Tropical cyclones – massive storms that can span over 1,000km in diameter – get their energy from the ocean heat. There’s widespread agreement that ocean surface temperatures of at least 26⁰C are required for tropical cyclones to form.
As the oceans warm, the locations of where tropical cyclones form and intensify (reach their highest windspeeds) have been shifting over the past 30 years. Their area of occurrence has been moving towards the poles at a rate of about 50 km to 60 km each decade. The warm temperatures needed for tropical cyclones to form are now being found in what used to be cooler ocean regions.
Before the 1980s, southern hemisphere tropical cyclones formed and moved over regions between 5° and 20° south of the equator. This tropical region was where ocean waters were warmest.
We conducted research to find out whether this poleward shift was also present at a smaller spatial scale such as in the South West Indian Ocean, from the East African coastline to 100° east of this.
The countries most affected by tropical cyclones in this ocean are the islands of Madagascar, Mauritius and La Reunion. Also affected is Mozambique, which has a coastline, and Zimbabwe, which is landlocked.
In future South Africa, which has an extensive eastern coastline and borders on Mozambique as well as Zimbabwe, could also be at risk if the storms begin to occur further south.
Most countries in southern Africa don’t have the resources to adapt to major disasters. This makes it all the more important to try to determine when and where tropical cyclones are more likely to make landfall.
Our research found that it’s possible for storms to affect regions that are considered outside the usual zones of storm activity. Climate variables such as wind fields and sea surface temperature all influence the location and path of storms.
The research focused on storms that made their landfall south of the tropic of Capricorn, which is 23.5° south of the equator. This is south of the usual tropical cyclone formation zones.
We used data from the National Ocean and Atmospheric Association. This data tracks the location, maximum windspeed and pressure of these storms every six hours over their lifetime. Over the study period (1960-2015) 29 storms had occurred south of the Tropic of Capricorn. The data allowed us to see the path each one took before it made landfall.
We also looked at sea surface temperatures to capture any impacts warmer oceans were having on the storms.
Our study has confirmed that the Southwest Indian Ocean does experience tropical cyclones outside of the tropics. We were unable to find a statistically significant trend of cyclones moving further south within this discrete dataset. But what the data showed was that there was a cyclical tendency. Some decades (1970-1979 and 1990-2010) experienced storms further south in the South West Indian Ocean than others (1960-1969 and 1980-1989).
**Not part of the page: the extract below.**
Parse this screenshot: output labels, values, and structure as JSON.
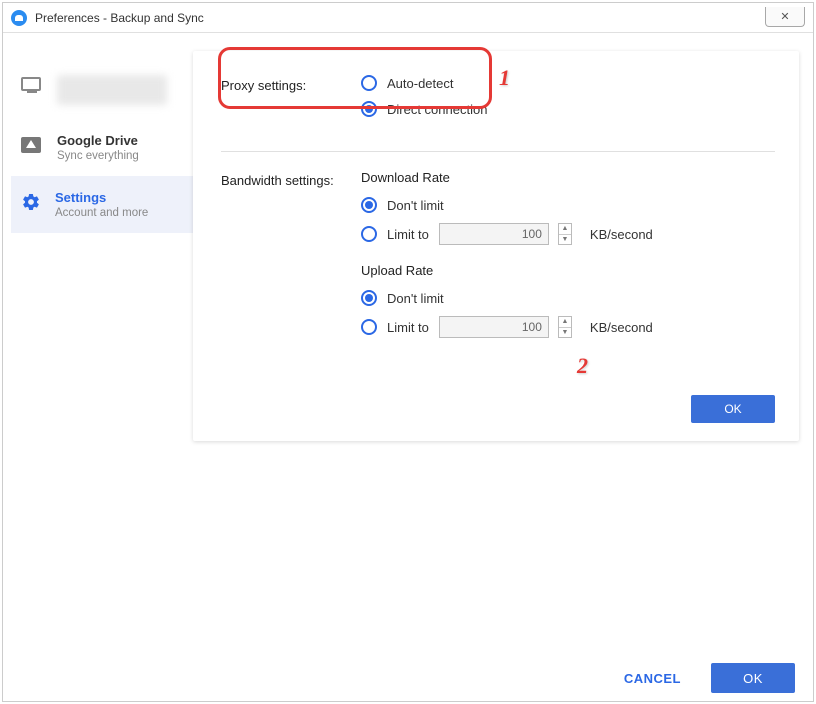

These abnormally southward occurring storms also increased in intensity over time. Their greater windspeeds made them more dangerous. This phenomenon has also been observed in global trends.
We also looked at the relationship between different track types (the direction the storm moved in) and variability in the climate, such as the El Niño Southern Oscillation. This variability is defined by changes in normal temperatures, winds and pressure. We found that when El Niño occurred, there was a greater tendency for storms to recurve – that is, change direction by taking a semi-circular route instead of a straight or diagonal line.
We found that recurving tracks also accounted for the majority of the landfalls south of the Tropic of Capricorn. Notable storms are tropical cyclones Gafilo in 2004 and Ernest in 2005, which hit Madagascar’s southernmost regions.
The large-scale wind fields and the area of ocean warmer than 26°C were shown to influence the storms’ path.
Our research suggests that countries around the South West Indian Ocean need to prepare for the possibility of more tropical cyclones reaching their shores. Being unprepared puts them at greater risk. As the storm locations increase in variability, it becomes more difficult to adapt.
Countries such as Japan and the United States continue to improve their short-term forecasts in order to warn people and help them evacuate in time. Southern hemisphere countries need to do the same and start creating plans of action for the future – even if they don’t need them immediately.